Jordan Ferrell

Personal information
- Date of birth: July 15, 1987 (age 39)
- Place of birth: Stockton, California

College career
- Years: Team / Apps / (Gls)
- 2005–2008: Cal State East Bay Pioneers / 65 / (6)

Senior career*
- Years: Team / Apps / (Gls)
- 2008–2009: Quelle Fürth
- 2009–2010: SpVgg Ansbach

Managerial career
- 2010: SpVgg Ansbach U-17 (assistant)
- 2011: Manteca FC (technical director)
- 2012–2013: San Joaquin Delta Mustangs
- 2013–2017: Pacific Tigers (assistant)
- 2017–2019: Sacramento Republic (academy)
- 2019: Oakland Roots (assistant)
- 2020: Oakland Roots
- 2020–2025: Oakland Roots (technical director)
- 2021: Oakland Roots (interim)
- 2021: Oakland Roots

= Jordan Ferrell =

American soccer coach and technical director

Jordan Ferrell (born 1987) is an American soccer coach and former technical director with USL Championship club Oakland Roots SC.

== Playing career ==
Ferrell played four years of college soccer at Cal State East Bay Pioneers from 2005 to 2008. He was considered a leader for the team and during his final two years with the team he was the captain.

After graduating from college, Ferrell went on to play semi-professionally in Germany. While there he played for SG Quelle Fürth in the Landesliga Bayern-Mitte and SpVgg Ansbach in the Bayernliga. While his time in Germany was relatively short, it inspired him to get into coaching.

== Coaching career ==
=== Amateur and college ===
Ferrell began his coaching career while he was playing with SpVgg Ansbach in Germany. While he was still playing with the first team he took a job working as an assistant with the U-17 team. Ferrell described it as an eye opening experience and he engrossed himself in the German coaching methods. After he decided to retire from playing soccer professionally, Ferrell had the option to stay on as a coach with Ansbach in their youth academy, however, he decided to return to the United States and became the technical director of Manteca FC in 2011.

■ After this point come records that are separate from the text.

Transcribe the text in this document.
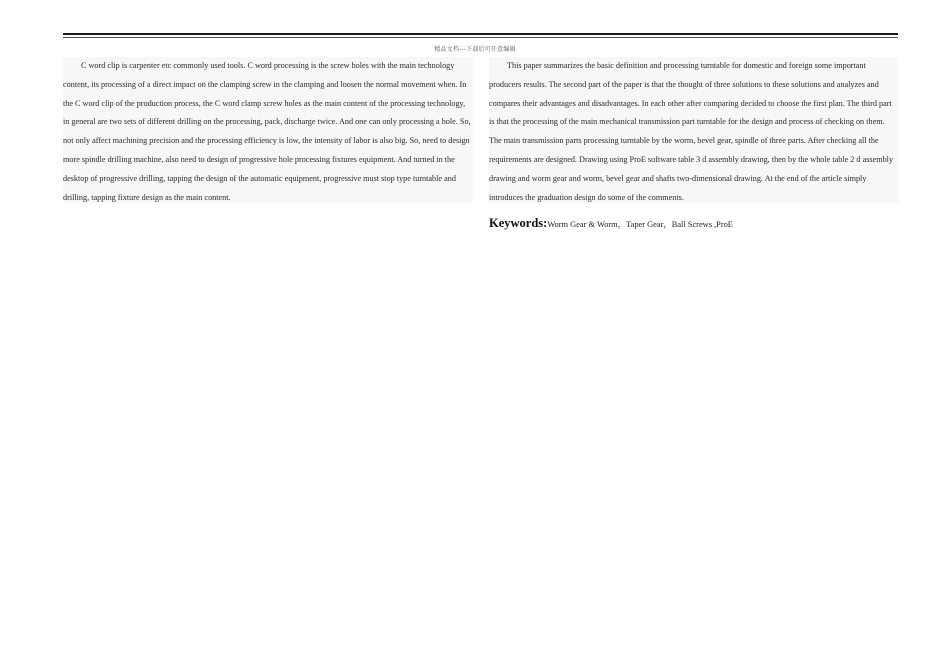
精品文档---下载后可任意编辑

C word clip is carpenter etc commonly used tools. C word processing is the screw holes with the main technology content, its processing of a direct impact on the clamping screw in the clamping and loosen the normal movement when. In the C word clip of the production process, the C word clamp screw holes as the main content of the processing technology, in general are two sets of different drilling on the processing, pack, discharge twice. And one can only processing a hole. So, not only affect machining precision and the processing efficiency is low, the intensity of labor is also big. So, need to design more spindle drilling machine, also need to design of progressive hole processing fixtures equipment. And turned in the desktop of progressive drilling, tapping the design of the automatic equipment, progressive must stop type turntable and drilling, tapping fixture design as the main content.

This paper summarizes the basic definition and processing turntable for domestic and foreign some important producers results. The second part of the paper is that the thought of three solutions to these solutions and analyzes and compares their advantages and disadvantages. In each other after comparing decided to choose the first plan. The third part is that the processing of the main mechanical transmission part turntable for the design and process of checking on them. The main transmission parts processing turntable by the worm, bevel gear, spindle of three parts. After checking all the requirements are designed. Drawing using ProE software table 3 d assembly drawing, then by the whole table 2 d assembly drawing and worm gear and worm, bevel gear and shafts two-dimensional drawing. At the end of the article simply introduces the graduation design do some of the comments.

Keywords:Worm Gear & Worm，Taper Gear，Ball Screws ,ProE
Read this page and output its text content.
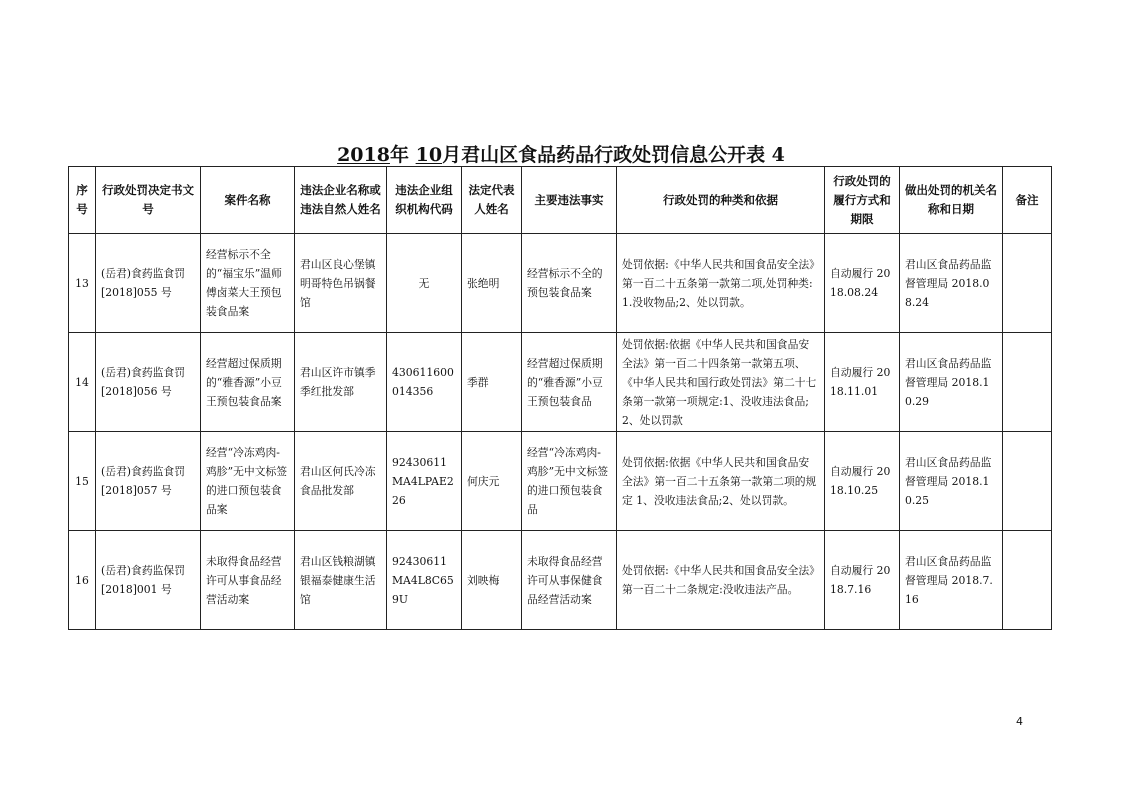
2018年 10月君山区食品药品行政处罚信息公开表 4
序号	行政处罚决定书文号	案件名称	违法企业名称或违法自然人姓名	违法企业组织机构代码	法定代表人姓名	主要违法事实	行政处罚的种类和依据	行政处罚的履行方式和期限	做出处罚的机关名称和日期	备注
13	(岳君)食药监食罚[2018]055 号	经营标示不全的“福宝乐”温师傅卤菜大王预包装食品案	君山区良心堡镇明哥特色吊锅餐馆	无	张绝明	经营标示不全的预包装食品案	处罚依据:《中华人民共和国食品安全法》第一百二十五条第一款第二项,处罚种类:1.没收物品;2、处以罚款。	自动履行 2018.08.24	君山区食品药品监督管理局 2018.08.24	
14	(岳君)食药监食罚[2018]056 号	经营超过保质期的“雅香源”小豆王预包装食品案	君山区许市镇季季红批发部	430611600014356	季群	经营超过保质期的“雅香源”小豆王预包装食品	处罚依据:依据《中华人民共和国食品安全法》第一百二十四条第一款第五项、《中华人民共和国行政处罚法》第二十七条第一款第一项规定:1、没收违法食品;2、处以罚款	自动履行 2018.11.01	君山区食品药品监督管理局 2018.10.29	
15	(岳君)食药监食罚[2018]057 号	经营“冷冻鸡肉-鸡胗”无中文标签的进口预包装食品案	君山区何氏冷冻食品批发部	92430611MA4LPAE226	何庆元	经营“冷冻鸡肉-鸡胗”无中文标签的进口预包装食品	处罚依据:依据《中华人民共和国食品安全法》第一百二十五条第一款第二项的规定 1、没收违法食品;2、处以罚款。	自动履行 2018.10.25	君山区食品药品监督管理局 2018.10.25	
16	(岳君)食药监保罚[2018]001 号	未取得食品经营许可从事食品经营活动案	君山区钱粮湖镇银福泰健康生活馆	92430611MA4L8C659U	刘映梅	未取得食品经营许可从事保健食品经营活动案	处罚依据:《中华人民共和国食品安全法》第一百二十二条规定:没收违法产品。	自动履行 2018.7.16	君山区食品药品监督管理局 2018.7.16	
4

While still working at Manteca FC, Ferrell became the head coach of the men's soccer program at San Joaquin Delta College. In 2013, Ferrell joined the Pacific Tigers as an assistant coach for their men's soccer program. During his time as the assistant coach of the Tigers, Ferrell was also the technical director of the Central Valley Monarcas academy. He spent four seasons with the Tigers before moving on to join the Sacramento Republic's youth academy. Among other roles in Sacramento's academy, Ferrell was the head coach of both the U-17 and U-19 sides.

=== Professional ===
On July 5, 2019, it was announced that Ferrell would join the Oakland Roots a new professional club that would play in National Independent Soccer Association, a third-tier professional league. Ferrell joined head coach Paul Bravo, fellow assistant Larry Jackson, player-coach Víctor Bernárdez, and technical consultant Eric Yamamoto as Oakland's inaugural coaching staff.

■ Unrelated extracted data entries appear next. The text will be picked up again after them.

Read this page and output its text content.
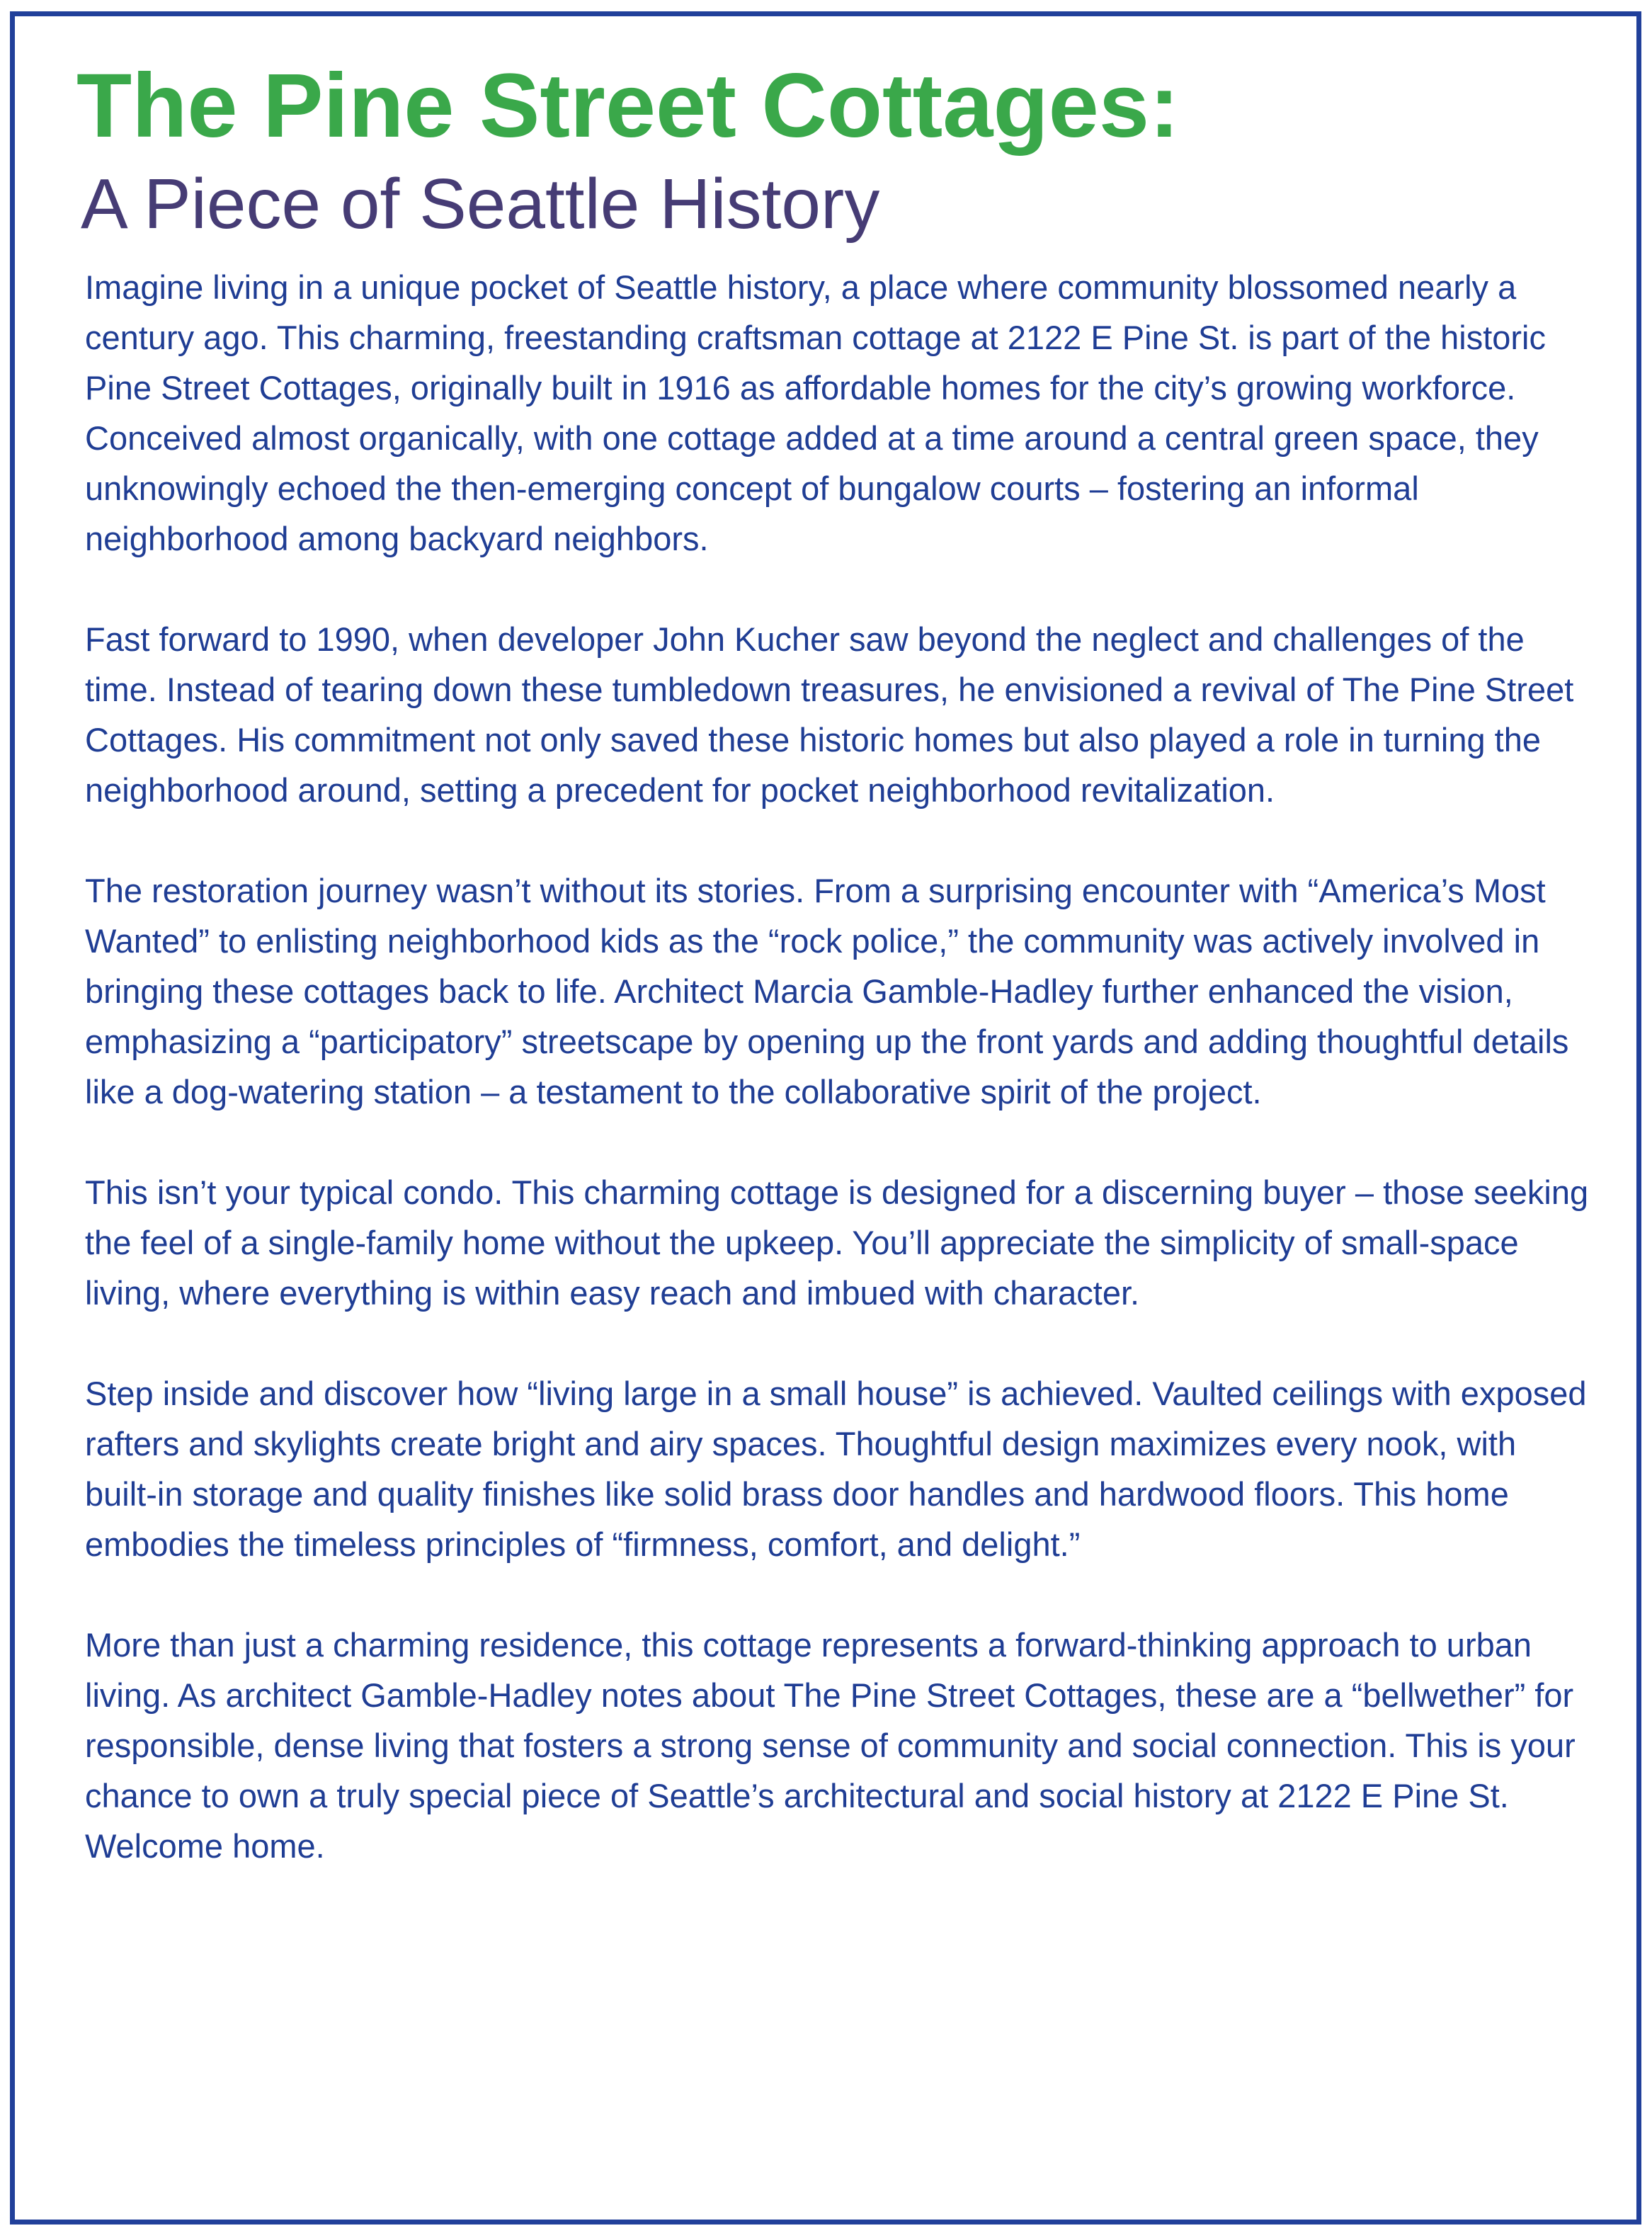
The Pine Street Cottages:
A Piece of Seattle History

Imagine living in a unique pocket of Seattle history, a place where community blossomed nearly a century ago. This charming, freestanding craftsman cottage at 2122 E Pine St. is part of the historic Pine Street Cottages, originally built in 1916 as affordable homes for the city’s growing workforce. Conceived almost organically, with one cottage added at a time around a central green space, they unknowingly echoed the then-emerging concept of bungalow courts – fostering an informal neighborhood among backyard neighbors.

Fast forward to 1990, when developer John Kucher saw beyond the neglect and challenges of the time. Instead of tearing down these tumbledown treasures, he envisioned a revival of The Pine Street Cottages. His commitment not only saved these historic homes but also played a role in turning the neighborhood around, setting a precedent for pocket neighborhood revitalization.

The restoration journey wasn’t without its stories. From a surprising encounter with “America’s Most Wanted” to enlisting neighborhood kids as the “rock police,” the community was actively involved in bringing these cottages back to life. Architect Marcia Gamble-Hadley further enhanced the vision, emphasizing a “participatory” streetscape by opening up the front yards and adding thoughtful details like a dog-watering station – a testament to the collaborative spirit of the project.

This isn’t your typical condo. This charming cottage is designed for a discerning buyer – those seeking the feel of a single-family home without the upkeep. You’ll appreciate the simplicity of small-space living, where everything is within easy reach and imbued with character.

Step inside and discover how “living large in a small house” is achieved. Vaulted ceilings with exposed rafters and skylights create bright and airy spaces. Thoughtful design maximizes every nook, with built-in storage and quality finishes like solid brass door handles and hardwood floors. This home embodies the timeless principles of “firmness, comfort, and delight.”

More than just a charming residence, this cottage represents a forward-thinking approach to urban living. As architect Gamble-Hadley notes about The Pine Street Cottages, these are a “bellwether” for responsible, dense living that fosters a strong sense of community and social connection. This is your chance to own a truly special piece of Seattle’s architectural and social history at 2122 E Pine St. Welcome home.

On December 3, 2019, the Roots announced that Ferrell would serve as the team's new head coach after the team had parted ways with Bravo. In his first campaign in charge of the Roots, Ferrell lead the team to a 1-1-0 record in NISA's fall season. Ferrell further took the Roots to the NISA fall championship game, beating Chattanooga FC 3-2 and ultimately falling 2–1 to Detroit City FC in the championship.

On November 16, 2020, Ferrell was named technical director of Oakland Roots and first team assistant Dario Pot named manager. On April 25, 2021, Ferrell took over as interim head coach (while still technical director) after Pot and the club mutually parted ways. On May 20, 2021, the club removed the interim tag for the remainder of the 2021 season. After the signing of Juan Guerra as head coach, Ferrell was solely technical director again. On November 13, 2025, the Oakland Roots announced that Ferrell will depart from his role as technical director by mutual agreement at the end of year.

== Personal life ==
At the time of his appointment to be the head coach of the Oakland Roots, Ferrell was one of two African American head coaches among the 82 professional soccer teams in the United States.

In an article published on The Players' Tribune, Ferrell spoke about what it meant to be an American-born black coach in Oakland, California, a city that "prides itself on the strength and the voice of its black community. He wanted his side to make a positive difference in the aftermath of the murder of George Floyd. Ferrell started this by creating a space for his team to "be vulnerable, to be open and honest." He further announced that the entire Oakland Roots organization was joining Common Goal and would donate 1% of their salaries to organizations that use soccer to combat inequality and justice.